Monday, August 27, 2012

On problems

I like the soft popping noise a problem makes when it gives up its mystery. It's like the  interlocking ring puzzles that come the better class of cracker. You sit on the sofa full of Christmas surrounded by adults comparing holidays with these mysteriously entwined rings, turning them and trying to squeeze one through the impossible diameter of the other until a distaff twist ... and they're separated in your lap.

I wish that programming were full of problems like this: in truth they're the exception. Coding problems fall into three categories, of which these are the nicest, best rounded. They're the Miss Marple mystery of coding problems: it had to be the Vicar, because only he could have had access to the greenhouse's poison cupboard and knew that Anaconda venom was poisonous because of his time in Peru!

The second category is the "well, I can kind of see how you get from here to there" problem. This is the majority of coding work. You know roughly what the solution will look like, but you don't know if the answer is right until you've built half of it. And by the time you've built half of it, the end is nearer so, even though it's not the best route, you carry on coding until you're halfway there again, and you can stick your head up over the maze and realise the end point is a bit over there now, so you code in that direction, and so on (at risk of ending up on a Zeno's paradox project.)

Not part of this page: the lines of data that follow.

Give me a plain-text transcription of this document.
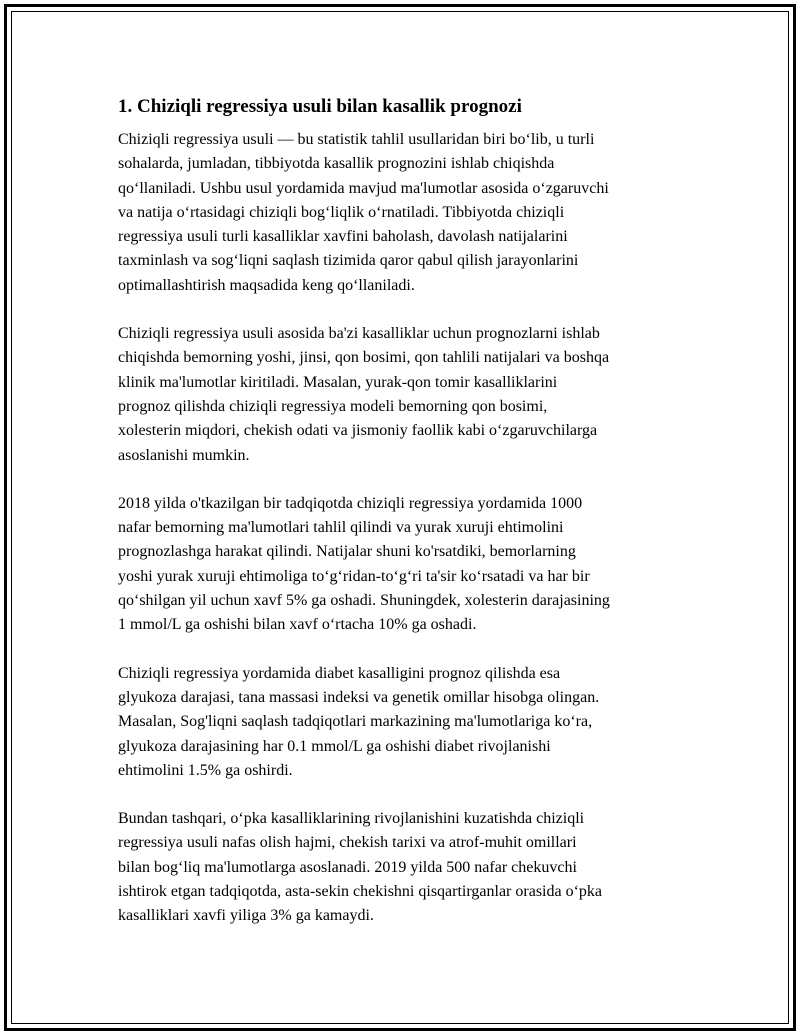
1. Chiziqli regressiya usuli bilan kasallik prognozi

Chiziqli regressiya usuli — bu statistik tahlil usullaridan biri bo‘lib, u turli
sohalarda, jumladan, tibbiyotda kasallik prognozini ishlab chiqishda
qo‘llaniladi. Ushbu usul yordamida mavjud ma'lumotlar asosida o‘zgaruvchi
va natija o‘rtasidagi chiziqli bog‘liqlik o‘rnatiladi. Tibbiyotda chiziqli
regressiya usuli turli kasalliklar xavfini baholash, davolash natijalarini
taxminlash va sog‘liqni saqlash tizimida qaror qabul qilish jarayonlarini
optimallashtirish maqsadida keng qo‘llaniladi.

Chiziqli regressiya usuli asosida ba'zi kasalliklar uchun prognozlarni ishlab
chiqishda bemorning yoshi, jinsi, qon bosimi, qon tahlili natijalari va boshqa
klinik ma'lumotlar kiritiladi. Masalan, yurak-qon tomir kasalliklarini
prognoz qilishda chiziqli regressiya modeli bemorning qon bosimi,
xolesterin miqdori, chekish odati va jismoniy faollik kabi o‘zgaruvchilarga
asoslanishi mumkin.

2018 yilda o'tkazilgan bir tadqiqotda chiziqli regressiya yordamida 1000
nafar bemorning ma'lumotlari tahlil qilindi va yurak xuruji ehtimolini
prognozlashga harakat qilindi. Natijalar shuni ko'rsatdiki, bemorlarning
yoshi yurak xuruji ehtimoliga to‘g‘ridan-to‘g‘ri ta'sir ko‘rsatadi va har bir
qo‘shilgan yil uchun xavf 5% ga oshadi. Shuningdek, xolesterin darajasining
1 mmol/L ga oshishi bilan xavf o‘rtacha 10% ga oshadi.

Chiziqli regressiya yordamida diabet kasalligini prognoz qilishda esa
glyukoza darajasi, tana massasi indeksi va genetik omillar hisobga olingan.
Masalan, Sog'liqni saqlash tadqiqotlari markazining ma'lumotlariga ko‘ra,
glyukoza darajasining har 0.1 mmol/L ga oshishi diabet rivojlanishi
ehtimolini 1.5% ga oshirdi.

Bundan tashqari, o‘pka kasalliklarining rivojlanishini kuzatishda chiziqli
regressiya usuli nafas olish hajmi, chekish tarixi va atrof-muhit omillari
bilan bog‘liq ma'lumotlarga asoslanadi. 2019 yilda 500 nafar chekuvchi
ishtirok etgan tadqiqotda, asta-sekin chekishni qisqartirganlar orasida o‘pka
kasalliklari xavfi yiliga 3% ga kamaydi.
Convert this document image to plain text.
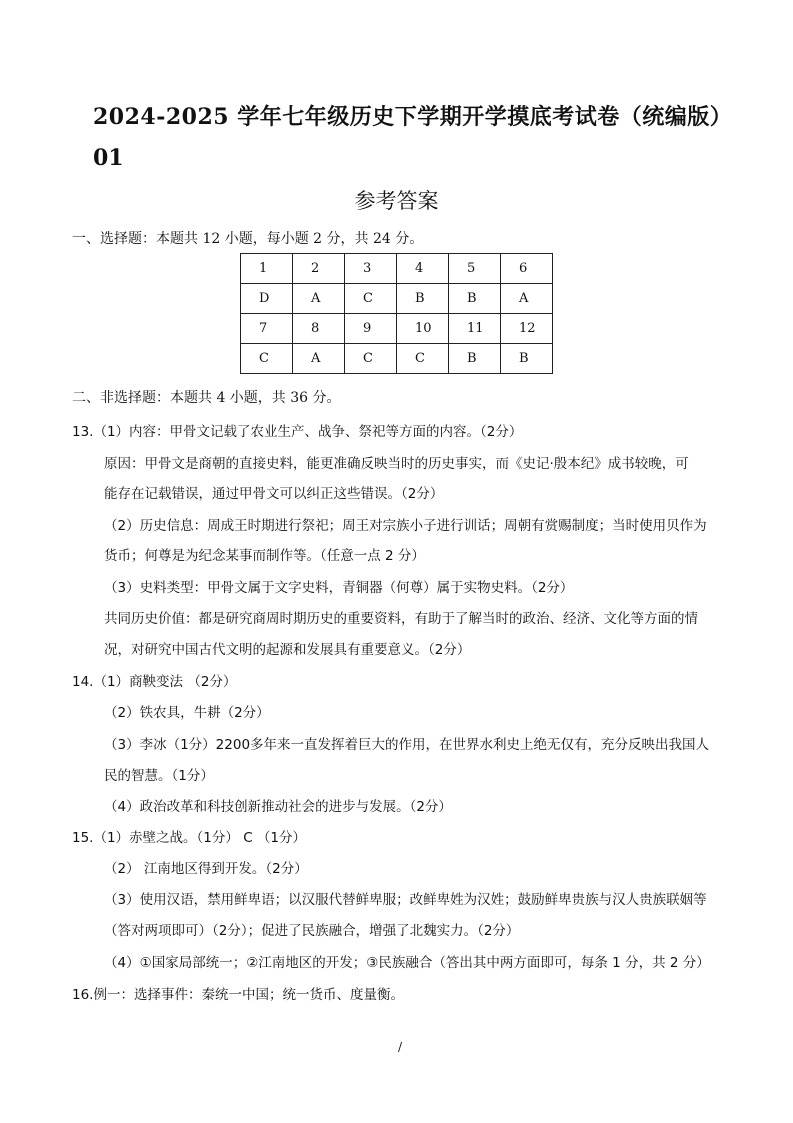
2024-2025 学年七年级历史下学期开学摸底考试卷（统编版）
01
参考答案
一、选择题：本题共 12 小题，每小题 2 分，共 24 分。
1	2	3	4	5	6
D	A	C	B	B	A
7	8	9	10	11	12
C	A	C	C	B	B
二、非选择题：本题共 4 小题，共 36 分。
13.（1）内容：甲骨文记载了农业生产、战争、祭祀等方面的内容。（2分）
原因：甲骨文是商朝的直接史料，能更准确反映当时的历史事实，而《史记·殷本纪》成书较晚，可
能存在记载错误，通过甲骨文可以纠正这些错误。（2分）
（2）历史信息：周成王时期进行祭祀；周王对宗族小子进行训话；周朝有赏赐制度；当时使用贝作为
货币；何尊是为纪念某事而制作等。（任意一点 2 分）
（3）史料类型：甲骨文属于文字史料，青铜器（何尊）属于实物史料。（2分）
共同历史价值：都是研究商周时期历史的重要资料，有助于了解当时的政治、经济、文化等方面的情
况，对研究中国古代文明的起源和发展具有重要意义。（2分）
14.（1）商鞅变法 （2分）
（2）铁农具，牛耕（2分）
（3）李冰（1分）2200多年来一直发挥着巨大的作用，在世界水利史上绝无仅有，充分反映出我国人
民的智慧。（1分）
（4）政治改革和科技创新推动社会的进步与发展。（2分）
15.（1）赤壁之战。（1分） C （1分）
（2） 江南地区得到开发。（2分）
（3）使用汉语，禁用鲜卑语；以汉服代替鲜卑服；改鲜卑姓为汉姓；鼓励鲜卑贵族与汉人贵族联姻等
（答对两项即可）（2分）；促进了民族融合，增强了北魏实力。（2分）
（4）①国家局部统一；②江南地区的开发；③民族融合（答出其中两方面即可，每条 1 分，共 2 分）
16.例一：选择事件：秦统一中国；统一货币、度量衡。
/
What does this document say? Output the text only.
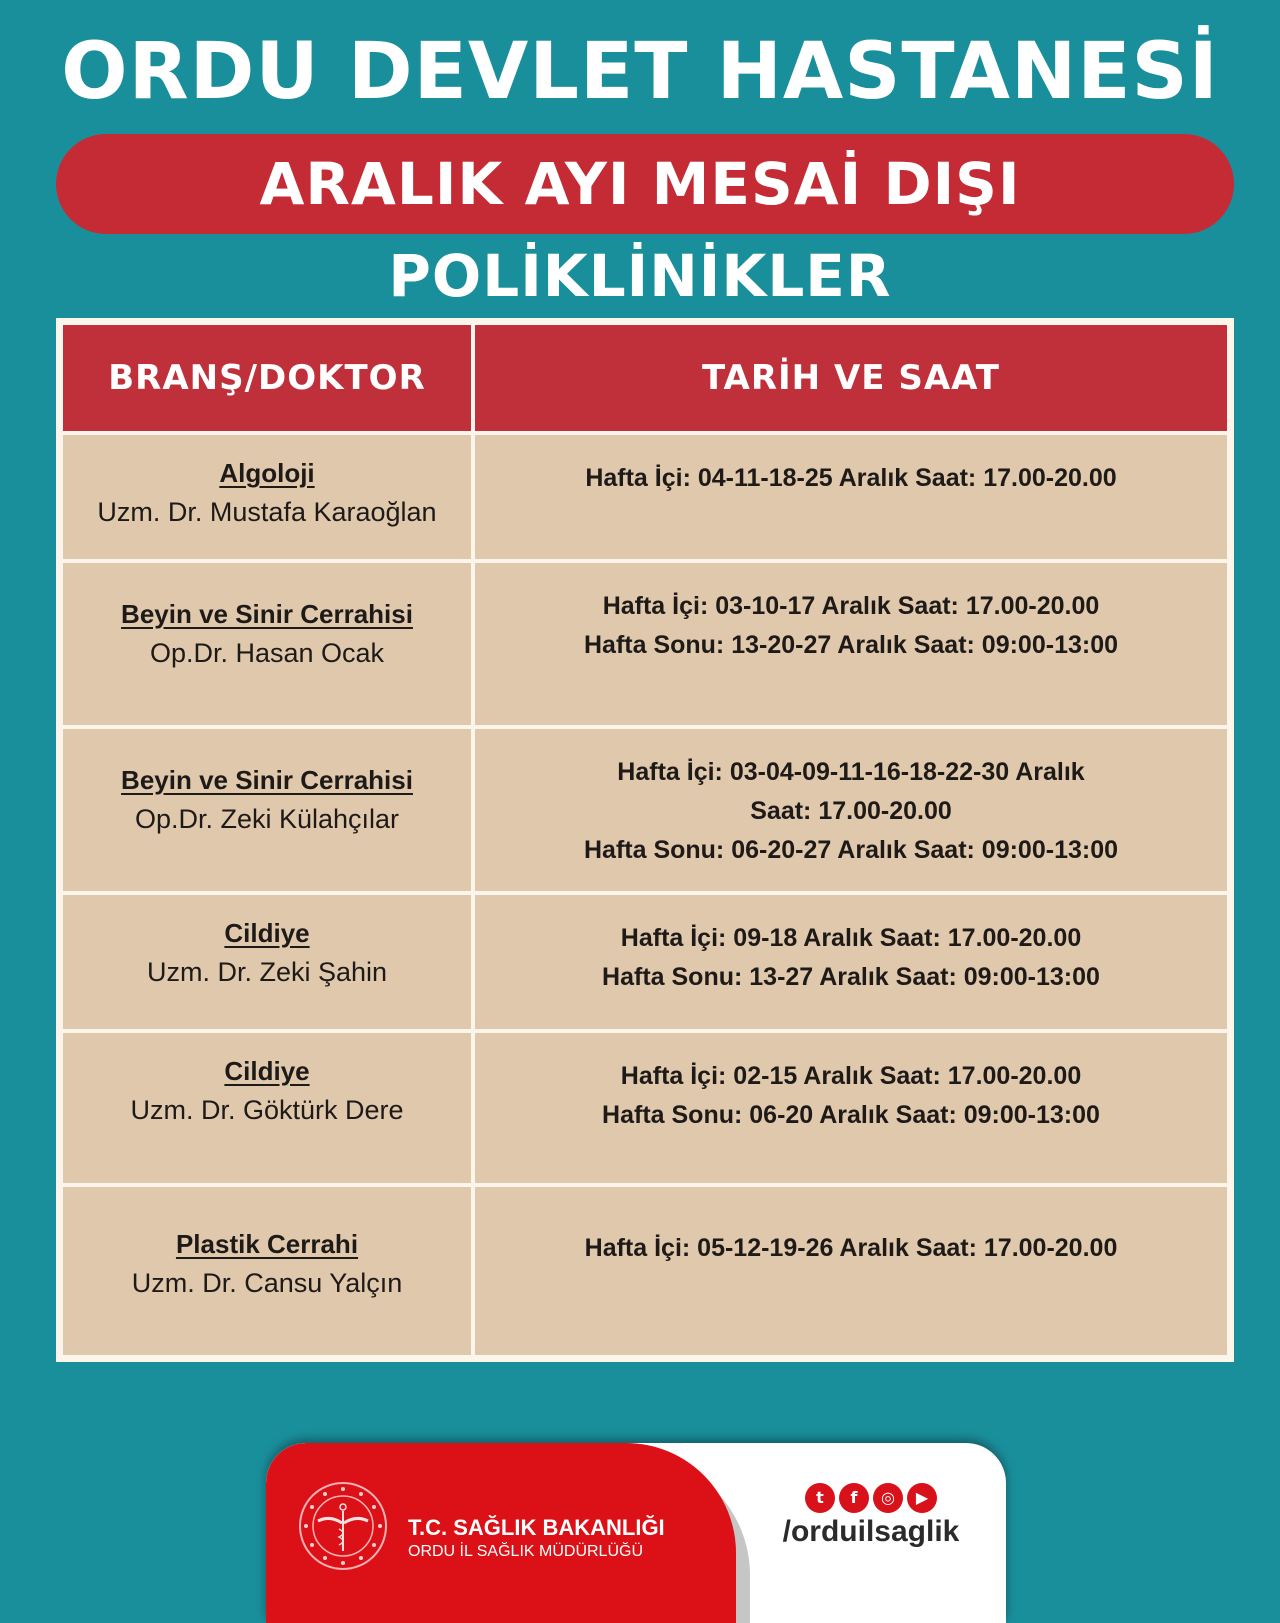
ORDU DEVLET HASTANESİ
ARALIK AYI MESAİ DIŞI
POLİKLİNİKLER
BRANŞ/DOKTOR	TARİH VE SAAT
Algoloji
Uzm. Dr. Mustafa Karaoğlan	Hafta İçi: 04-11-18-25 Aralık Saat: 17.00-20.00

Beyin ve Sinir Cerrahisi
Op.Dr. Hasan Ocak	Hafta İçi: 03-10-17 Aralık Saat: 17.00-20.00
Hafta Sonu: 13-20-27 Aralık Saat: 09:00-13:00

Beyin ve Sinir Cerrahisi
Op.Dr. Zeki Külahçılar	Hafta İçi: 03-04-09-11-16-18-22-30 Aralık
Saat: 17.00-20.00
Hafta Sonu: 06-20-27 Aralık Saat: 09:00-13:00

Cildiye
Uzm. Dr. Zeki Şahin	Hafta İçi: 09-18 Aralık Saat: 17.00-20.00
Hafta Sonu: 13-27 Aralık Saat: 09:00-13:00

Cildiye
Uzm. Dr. Göktürk Dere	Hafta İçi: 02-15 Aralık Saat: 17.00-20.00
Hafta Sonu: 06-20 Aralık Saat: 09:00-13:00

Plastik Cerrahi
Uzm. Dr. Cansu Yalçın	Hafta İçi: 05-12-19-26 Aralık Saat: 17.00-20.00
T.C. SAĞLIK BAKANLIĞI
ORDU İL SAĞLIK MÜDÜRLÜĞÜ
t	f	◎	▶
/orduilsaglik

It takes a brave developer to admit that the last half-effort took them slightly off course, especially when management sees that you're making progress. We called the last one Miss Marple: this is more like plodding police procedural - you get there in the end, but it's a slog.

The last category of problem is usually reserved for bug-fixing. Instead of the problem yielding to an elegant solution (Miss Marple) or simply getting less problematic with effort (Procedural), the problem actually gets worse as you look at it. This is usually symptomatic that you (or more likely the cockeyed bastards who put your legacy code together before your time) have accrued Eurozone levels of technical debt. No solution exists without making the problem worse for the next person to come across the code. Because of the complexity of the plotting, and the jaundiced view of your fellow man that wading through brittle type hierarchies and circular dependencies can induce, I'll name this the James Ellroy category of problems.

Over my career I think I've spent about half my time doing Procedurals and very nearly the other half doing Ellroys. The Marple problems have been few and far between. Perhaps if I worked in a language where the ratio of thought to code was higher (Haskell, say) more problems would dissolve into elegant compositions of Marples. But it's the Procedurals that pay the rent, and the Ellroys that build up system knowledge.